The problem with my friend is that she chooses the most serious, but often least probable, explanations for her “symptoms.” A headache is not a migraine or due to stress, but a brain tumor; a chest pain is not caused by tense muscles, but is a serious heart attack, and so on. On top of worrying too much, she has feelings that she is not receiving adequate help, which makes the whole problem worse.

Can you imagine a person who worries, is fearful, under stress, has OCD, and suffers from constant misunderstandings? You probably can’t, if you are not suffering from hypochondria. I remember one time when she had just come back from an appointment she said,”Everything is okay with. but I didn’t tell my doctor about my problem with .”

Here we go again.

The main problem with hypochondriacs is that they cannot fully accept assurances that there is no physical explanation for their symptoms. They feel fear and believe that they have to do something about “a major disease.” Patients with hypochondria are always asking for confirmation, even if they are reassured repeatedly that they are healthy.

My friend is a professional businesswoman who works in the financial sector. In her everyday life, she has no time for relaxation. This fear of disease, as any other fear, is unpleasant and interferes with her daily life in a negative way.

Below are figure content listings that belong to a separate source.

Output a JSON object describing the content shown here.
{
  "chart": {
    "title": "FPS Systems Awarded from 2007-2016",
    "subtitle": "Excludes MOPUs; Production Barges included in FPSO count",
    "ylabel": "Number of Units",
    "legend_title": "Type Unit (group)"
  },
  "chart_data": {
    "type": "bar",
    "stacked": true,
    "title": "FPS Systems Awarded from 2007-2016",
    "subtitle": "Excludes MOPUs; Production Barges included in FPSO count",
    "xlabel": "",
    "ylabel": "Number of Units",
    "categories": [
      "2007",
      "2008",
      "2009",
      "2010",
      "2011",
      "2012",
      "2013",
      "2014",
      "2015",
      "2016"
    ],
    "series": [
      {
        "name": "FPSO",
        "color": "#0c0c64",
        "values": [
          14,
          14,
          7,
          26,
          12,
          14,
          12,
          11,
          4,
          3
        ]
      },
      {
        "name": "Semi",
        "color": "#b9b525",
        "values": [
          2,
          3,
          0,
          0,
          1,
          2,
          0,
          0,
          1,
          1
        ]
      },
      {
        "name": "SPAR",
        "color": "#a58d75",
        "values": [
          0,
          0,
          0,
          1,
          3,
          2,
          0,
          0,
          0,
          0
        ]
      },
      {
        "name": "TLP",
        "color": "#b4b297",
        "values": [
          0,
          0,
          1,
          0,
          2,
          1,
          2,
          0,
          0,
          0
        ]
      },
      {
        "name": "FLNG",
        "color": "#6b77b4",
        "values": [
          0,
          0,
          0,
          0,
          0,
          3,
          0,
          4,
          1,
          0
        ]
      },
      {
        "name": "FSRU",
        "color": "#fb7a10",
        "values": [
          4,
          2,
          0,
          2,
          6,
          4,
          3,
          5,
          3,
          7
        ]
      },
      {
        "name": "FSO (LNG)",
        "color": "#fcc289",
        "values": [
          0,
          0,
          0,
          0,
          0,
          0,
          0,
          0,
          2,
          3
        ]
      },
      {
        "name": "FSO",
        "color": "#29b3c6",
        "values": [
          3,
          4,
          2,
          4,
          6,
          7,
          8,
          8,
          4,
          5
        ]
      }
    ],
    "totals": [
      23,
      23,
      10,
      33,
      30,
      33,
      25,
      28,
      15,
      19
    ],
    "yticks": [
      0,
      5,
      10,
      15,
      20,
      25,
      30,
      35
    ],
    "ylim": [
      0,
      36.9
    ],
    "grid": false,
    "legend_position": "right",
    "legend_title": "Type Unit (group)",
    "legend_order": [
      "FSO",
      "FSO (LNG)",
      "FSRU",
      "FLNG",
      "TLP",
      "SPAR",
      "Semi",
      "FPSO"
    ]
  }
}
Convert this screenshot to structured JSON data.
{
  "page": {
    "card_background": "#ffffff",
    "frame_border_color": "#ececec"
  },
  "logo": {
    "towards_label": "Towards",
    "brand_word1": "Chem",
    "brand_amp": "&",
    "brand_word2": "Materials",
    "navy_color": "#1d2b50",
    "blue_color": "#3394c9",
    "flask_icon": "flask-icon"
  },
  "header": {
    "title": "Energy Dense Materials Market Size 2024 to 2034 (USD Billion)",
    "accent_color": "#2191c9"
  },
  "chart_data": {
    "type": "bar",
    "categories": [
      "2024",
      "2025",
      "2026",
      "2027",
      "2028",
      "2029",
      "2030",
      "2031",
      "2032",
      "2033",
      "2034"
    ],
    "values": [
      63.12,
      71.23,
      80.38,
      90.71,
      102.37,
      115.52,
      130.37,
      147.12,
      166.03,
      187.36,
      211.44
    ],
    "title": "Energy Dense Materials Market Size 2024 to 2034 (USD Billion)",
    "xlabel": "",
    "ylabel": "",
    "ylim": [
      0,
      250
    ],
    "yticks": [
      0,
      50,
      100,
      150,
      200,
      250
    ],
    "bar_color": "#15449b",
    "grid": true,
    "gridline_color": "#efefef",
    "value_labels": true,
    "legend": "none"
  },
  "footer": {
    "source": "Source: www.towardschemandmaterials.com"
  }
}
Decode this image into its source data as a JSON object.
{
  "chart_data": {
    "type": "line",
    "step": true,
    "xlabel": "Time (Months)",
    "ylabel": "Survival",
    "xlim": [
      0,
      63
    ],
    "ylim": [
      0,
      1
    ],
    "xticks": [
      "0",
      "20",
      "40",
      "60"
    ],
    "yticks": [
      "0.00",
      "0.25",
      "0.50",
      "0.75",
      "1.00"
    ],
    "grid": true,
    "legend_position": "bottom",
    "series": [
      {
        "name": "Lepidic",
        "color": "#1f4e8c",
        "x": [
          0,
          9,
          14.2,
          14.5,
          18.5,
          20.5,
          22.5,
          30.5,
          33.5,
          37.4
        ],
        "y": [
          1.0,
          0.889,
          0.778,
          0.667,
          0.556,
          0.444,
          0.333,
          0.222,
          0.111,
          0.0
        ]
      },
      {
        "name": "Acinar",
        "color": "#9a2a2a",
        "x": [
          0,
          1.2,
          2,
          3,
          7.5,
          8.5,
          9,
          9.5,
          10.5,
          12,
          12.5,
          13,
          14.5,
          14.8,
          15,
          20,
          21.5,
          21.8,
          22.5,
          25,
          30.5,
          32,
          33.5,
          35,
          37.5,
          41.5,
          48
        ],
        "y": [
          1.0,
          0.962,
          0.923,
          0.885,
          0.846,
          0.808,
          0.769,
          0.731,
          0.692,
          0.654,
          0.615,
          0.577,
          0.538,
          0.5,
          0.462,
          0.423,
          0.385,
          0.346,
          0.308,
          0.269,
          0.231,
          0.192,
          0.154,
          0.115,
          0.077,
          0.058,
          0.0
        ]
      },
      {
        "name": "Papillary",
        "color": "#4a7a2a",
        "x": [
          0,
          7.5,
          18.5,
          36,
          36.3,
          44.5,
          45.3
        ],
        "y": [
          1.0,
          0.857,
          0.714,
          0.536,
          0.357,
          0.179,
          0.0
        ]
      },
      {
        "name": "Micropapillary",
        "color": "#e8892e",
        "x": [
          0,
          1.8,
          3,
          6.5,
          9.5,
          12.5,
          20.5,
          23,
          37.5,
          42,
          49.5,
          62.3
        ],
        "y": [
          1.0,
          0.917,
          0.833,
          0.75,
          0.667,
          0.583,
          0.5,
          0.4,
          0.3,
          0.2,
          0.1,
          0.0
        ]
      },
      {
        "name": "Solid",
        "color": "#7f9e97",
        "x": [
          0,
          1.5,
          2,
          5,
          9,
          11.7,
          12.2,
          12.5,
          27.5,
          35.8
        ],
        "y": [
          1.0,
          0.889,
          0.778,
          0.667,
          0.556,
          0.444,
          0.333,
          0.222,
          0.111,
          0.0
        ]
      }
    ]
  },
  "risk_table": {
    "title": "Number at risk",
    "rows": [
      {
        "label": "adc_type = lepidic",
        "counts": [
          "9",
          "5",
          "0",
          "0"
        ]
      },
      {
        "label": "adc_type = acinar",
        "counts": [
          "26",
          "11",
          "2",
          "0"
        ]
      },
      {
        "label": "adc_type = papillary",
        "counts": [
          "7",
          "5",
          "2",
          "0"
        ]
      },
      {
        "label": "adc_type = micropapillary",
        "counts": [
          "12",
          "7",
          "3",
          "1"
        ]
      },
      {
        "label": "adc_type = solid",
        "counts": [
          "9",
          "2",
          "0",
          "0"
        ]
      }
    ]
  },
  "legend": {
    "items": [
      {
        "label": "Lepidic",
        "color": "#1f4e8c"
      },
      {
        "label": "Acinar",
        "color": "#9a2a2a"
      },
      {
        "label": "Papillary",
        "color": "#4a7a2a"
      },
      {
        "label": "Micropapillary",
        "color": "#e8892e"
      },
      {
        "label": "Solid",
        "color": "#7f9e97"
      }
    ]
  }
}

When her husband told her to see a psychiatrist, she answered, “I am not suffering from mental illness, I have real physical problems.” From the perspective of hypochondriac patients, their problems are “real” and they are generally very reluctant to see a mental health professional.

I feel sorry for my friend’s husband. Being the spouse or friend of a hypochondriac is a hard job. It’s frustrating to try to convince a person to stop going from one doctor to another for help while at the same time trying to convince the person to ask for help from a psychiatrist. Equally hard is convincing the person that he or she is okay. These people do not want to believe it, or they are not able to believe it. Either way, the result is the same. Sometimes a patient with hypochondria will realize that he or she is suffering from anxiety and not a serious physical disease, but, unfortunately, psychiatrists rarely see patients who suffer from hypochondria.

Is there any explanation for why someone suffers from hypochondria? Many contemporary theorists have suggested that the physical complaints of hypochondriacs are a form of escape from psychological stress. The disorder is technically known as a “somatoform disorder,” or one in which a psychological problem manifests itself in a physical ailment. A hypochondriac has a tendency to gain the attention and sympathy of their family and friends to avoid responsibility.

My friend has heard these explanations, but she refuses to accept them.

Do you want to know what the solution to my friend’s story was?

The first bit of good news is that hypochondria is treatable.

Second, my friend is now seeing a cognitive-behavioral therapist, and has a very good and supportive relationship with her therapist.

Third, and this is very important, she has wonderful support from her husband, family, and friends.

Today, my friend is using cognitive-behavioral therapy to change her beliefs about illness and symptoms and tries every minute to explain to everyone how “her behavior plays a role in the disorder.”

If you know someone who is suffering from hypochondria, give him or her this story to read. Who knows, maybe you’ll change your friend’s life for the better.